Holding the gun in both hands, the younger Aurora moved the muzzle of the weapon back and forth a full ninety degrees. The gun seemed like some sort of deadly windshield wiper going from one side to the other and then back again.
“No, you have the right to remain silent,” he screamed, an almost crazed look in his eyes. “So shut up! I’m getting out of here and no one’s going to stop me, understand?”
“Damien, think of the family,” his father ordered sharply.
“Yes, the family.” Damien laughed almost hysterically. “The wonderful, saintly family—you mean like Great-Grandfather George, who never met a woman he didn’t want to ravage and enshrine in cement?” The younger Aurora was reeking with contempt. “Hell of a family, Dad. I’m an improvement.”
“Put the gun down, Damien,” Brianna told him in a calm, low voice. “There’s no reason for anyone else to die. We can help you.”
“Help me?” Damien mocked. “You want to help me?” he asked, growing incensed. “Get the hell out of my way, that’s how you can help me,” he shouted, motioning them away, his eyes on the doorway and escape.
“Leave him alone!” Jocelyn cried suddenly. As everyone turned to look at her, she moved away from the shelter of the wall she’d been all but pressed up against while her father and brother were shouting at each other. “He didn’t do it.” The nondescript young woman raised her chin defiantly. “I did.”
“Shut up, Joss,” Damien ordered. “Don’t listen to her. She doesn’t know what she’s saying.”
But like someone in a trance, Jocelyn slowly moved toward her brother, almost transforming right before their eyes.
“I killed them. I killed all five of those tramps. That’s what they were,” she went on, her voice growing stronger. “All worthless whores, throwing themselves at Damien, trying to trap him with their bodies. He was just too good to see what they were doing, but I saw. I saw it!”
“Stop talking, Joss!” Damien cried. “Stop talking!”
But she just went on as if he hadn’t said anything.
“I saw it and put an end to it. Each and every time,” she said with a pride that was unsettlingly eerie. The smile curving her mouth was chilling. “It felt good to kill them,” she said, almost talking to herself now. “They were a blight, a stain on the earth.” And then she looked at her brother. “Why didn’t you learn? Why couldn’t you stop associating with those awful women and be with me? Love me like I loved you?”
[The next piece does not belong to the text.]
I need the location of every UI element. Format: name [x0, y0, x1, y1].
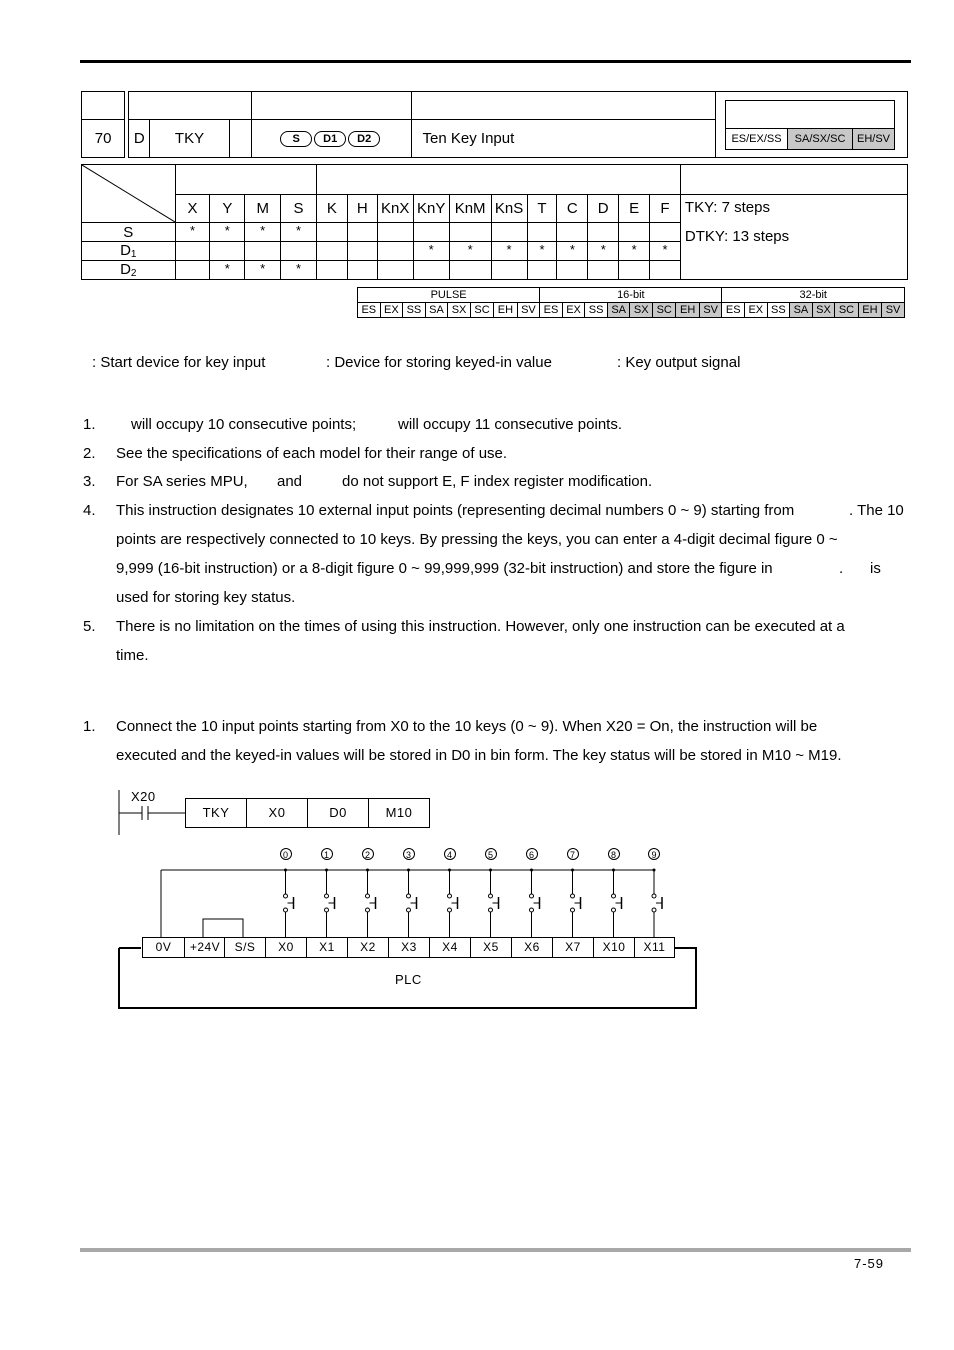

She was barely an inch away from Damien now, and rather than being protective of his sister, his eyes were widening in terror. Somehow, she’d managed to grab the gun from him, and in a blink of an eye, she was now pointing the weapon at him.
“Put that gun down, Joss,” he begged. “You don’t want to shoot me.”
“Oh, but I do,” she said with an odd little laugh. “I do. I’m tired of all this, waiting for you to come to your senses. But more than shooting you for being so heartlessly blind, I want to shoot her,” Jocelyn suddenly declared, pivoting to point the gun at Brianna. “I saw the way you two were looking at each other.